Whereas naltrexone prevents the way your body normally functions by blocking the feeling of pleasure created by opioids, acamprosate works to help your body’s neurotransmitter system (particularly the interaction between glutamate and GABA) become stabilized again to repair the damage done to it by excessive drinking.
For this reason, this drug is mostly helpful for individuals who are having major withdrawal symptoms after they stop drinking. It can prevent the feeling of insomnia, restlessness, and anxiety that many heavy drinkers can feel for months after they stop drinking.
Treatment takes place once someone has been detoxed from alcohol (not before five days after the last drink) and involves taking up to three pills per day.

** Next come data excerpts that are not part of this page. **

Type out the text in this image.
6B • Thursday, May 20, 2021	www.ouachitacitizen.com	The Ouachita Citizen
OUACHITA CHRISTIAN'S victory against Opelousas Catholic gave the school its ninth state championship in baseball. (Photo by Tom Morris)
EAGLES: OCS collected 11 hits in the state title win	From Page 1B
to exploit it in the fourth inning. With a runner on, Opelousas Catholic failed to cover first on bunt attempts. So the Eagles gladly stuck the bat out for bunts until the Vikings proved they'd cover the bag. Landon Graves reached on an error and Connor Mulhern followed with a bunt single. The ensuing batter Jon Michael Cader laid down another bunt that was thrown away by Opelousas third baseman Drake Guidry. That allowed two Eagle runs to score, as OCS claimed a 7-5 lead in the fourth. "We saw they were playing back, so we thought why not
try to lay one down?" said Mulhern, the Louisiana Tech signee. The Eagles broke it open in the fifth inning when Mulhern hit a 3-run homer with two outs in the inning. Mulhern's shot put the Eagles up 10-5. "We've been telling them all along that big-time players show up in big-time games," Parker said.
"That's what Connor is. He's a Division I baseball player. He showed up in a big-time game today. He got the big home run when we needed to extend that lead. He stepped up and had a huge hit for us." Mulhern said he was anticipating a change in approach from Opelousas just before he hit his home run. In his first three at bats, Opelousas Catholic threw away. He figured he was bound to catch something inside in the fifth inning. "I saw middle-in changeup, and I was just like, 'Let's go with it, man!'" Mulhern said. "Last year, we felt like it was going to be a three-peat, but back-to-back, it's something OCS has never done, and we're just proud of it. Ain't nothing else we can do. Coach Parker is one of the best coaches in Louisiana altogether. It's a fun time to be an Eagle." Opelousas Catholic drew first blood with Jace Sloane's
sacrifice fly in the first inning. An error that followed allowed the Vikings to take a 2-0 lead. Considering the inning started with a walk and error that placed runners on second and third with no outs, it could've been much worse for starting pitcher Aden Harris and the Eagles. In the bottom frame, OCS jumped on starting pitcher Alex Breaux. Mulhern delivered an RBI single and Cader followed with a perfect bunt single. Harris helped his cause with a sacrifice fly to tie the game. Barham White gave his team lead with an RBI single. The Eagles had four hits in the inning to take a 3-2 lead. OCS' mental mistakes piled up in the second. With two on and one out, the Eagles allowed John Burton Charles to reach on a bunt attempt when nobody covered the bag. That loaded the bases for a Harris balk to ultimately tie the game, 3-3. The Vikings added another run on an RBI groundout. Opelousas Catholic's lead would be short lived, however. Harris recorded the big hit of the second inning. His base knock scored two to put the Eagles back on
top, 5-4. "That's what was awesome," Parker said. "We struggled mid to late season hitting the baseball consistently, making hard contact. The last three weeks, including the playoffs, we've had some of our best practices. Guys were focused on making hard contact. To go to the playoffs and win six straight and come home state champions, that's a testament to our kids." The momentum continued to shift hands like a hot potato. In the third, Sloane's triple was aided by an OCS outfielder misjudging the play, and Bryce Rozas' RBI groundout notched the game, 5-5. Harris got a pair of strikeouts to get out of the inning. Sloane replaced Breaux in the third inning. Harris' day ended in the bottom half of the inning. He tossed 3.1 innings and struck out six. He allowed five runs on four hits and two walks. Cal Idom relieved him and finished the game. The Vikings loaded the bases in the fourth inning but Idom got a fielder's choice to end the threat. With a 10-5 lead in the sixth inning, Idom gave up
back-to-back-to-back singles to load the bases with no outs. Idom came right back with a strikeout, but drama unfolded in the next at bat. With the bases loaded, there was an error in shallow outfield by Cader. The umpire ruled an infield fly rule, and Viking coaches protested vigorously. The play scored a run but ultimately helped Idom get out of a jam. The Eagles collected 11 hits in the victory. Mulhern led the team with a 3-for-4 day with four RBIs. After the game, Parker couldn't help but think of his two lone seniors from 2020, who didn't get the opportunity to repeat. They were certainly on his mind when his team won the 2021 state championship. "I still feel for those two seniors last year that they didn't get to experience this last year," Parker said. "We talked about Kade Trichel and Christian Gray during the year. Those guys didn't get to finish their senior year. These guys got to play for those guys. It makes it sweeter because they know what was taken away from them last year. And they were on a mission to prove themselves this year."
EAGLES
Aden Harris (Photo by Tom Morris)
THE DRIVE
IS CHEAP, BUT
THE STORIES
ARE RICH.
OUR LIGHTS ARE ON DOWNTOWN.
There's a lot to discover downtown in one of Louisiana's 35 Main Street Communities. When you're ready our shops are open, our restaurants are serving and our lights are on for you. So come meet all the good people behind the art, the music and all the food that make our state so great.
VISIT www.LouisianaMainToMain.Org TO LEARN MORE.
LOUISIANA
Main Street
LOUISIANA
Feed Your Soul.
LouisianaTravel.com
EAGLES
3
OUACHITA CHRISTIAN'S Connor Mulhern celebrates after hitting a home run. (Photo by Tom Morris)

There are no major side effects (other than the occasional case of diarrhea), and the success rate is about one out of nine people will see a benefit from it.
Topiramate — Off label
Topiramate (also known as Topomax) is considered an off-label alcohol medication because it has not explicitly been approved for that function, but some doctors will still recommend it because there have been studies that show it could be effective.
It is (officially) an anti-seizure medication as well as an appetite suppressor, but similar to naltrexone, it alters the balance of chemicals in the brain to decrease the rewarding effect of alcohol.
There can be many physical and mental side effects of topiramate, including fatigue, dizziness, loss of coordination, speech/language problems, as well as the possible formation of kidney stones.
The dosage starts out with as little as 25 mg per day and can increase to a maximum of 75 mg. Studies have shown that it is as effective as naltrexone when it comes to keeping people abstinent after 4 to 8 weeks of treatment.
Gabapentin — Off label
And lastly, gabapentin, (also known as Neurontin) is used to treat epilepsy and something known as postherpetic neuralgia, a condition caused by shingles.
Studies have suggested that gabapentin can be effective to prevent a relapse by treating the symptoms of alcohol withdrawals. Similar to its FDA-approved counterpart, acamprosate, it helps stabilize the effects of the brain that have been damaged from excessive alcohol use.
It has had some promising results, as one study found that 41% of people with alcohol withdrawal symptoms before taking gabapentin were able to still remain abstinent after 16 weeks on the drug.
Gabapentin has a number of different side effects similar to the aforementioned medications, such as headache, fatigue, and insomnia, with the distinct additional side effect of potentially becoming addictive itself.
There is the fear that someone will potentially lose one addiction to only create a new one, so one must get their doctor’s permission before and be monitored closely while taking this.
The battle to quit or cut back on the amount one drinks is different for everyone. While some may look at taking medication as the get-rich-quick answer or easy way out, the truth is there are a number of major side effects and challenges that come with going this route.
Also, if one does make the decision to take medication to aid in this endeavor, this should generally be combined with some additional treatment that involves focusing on the mental and psychological side of the problem.
And while there is no one medication that will be the magic pill to make the journey easy for you, perhaps one of these five choices can make the ride a bit smoother along the way.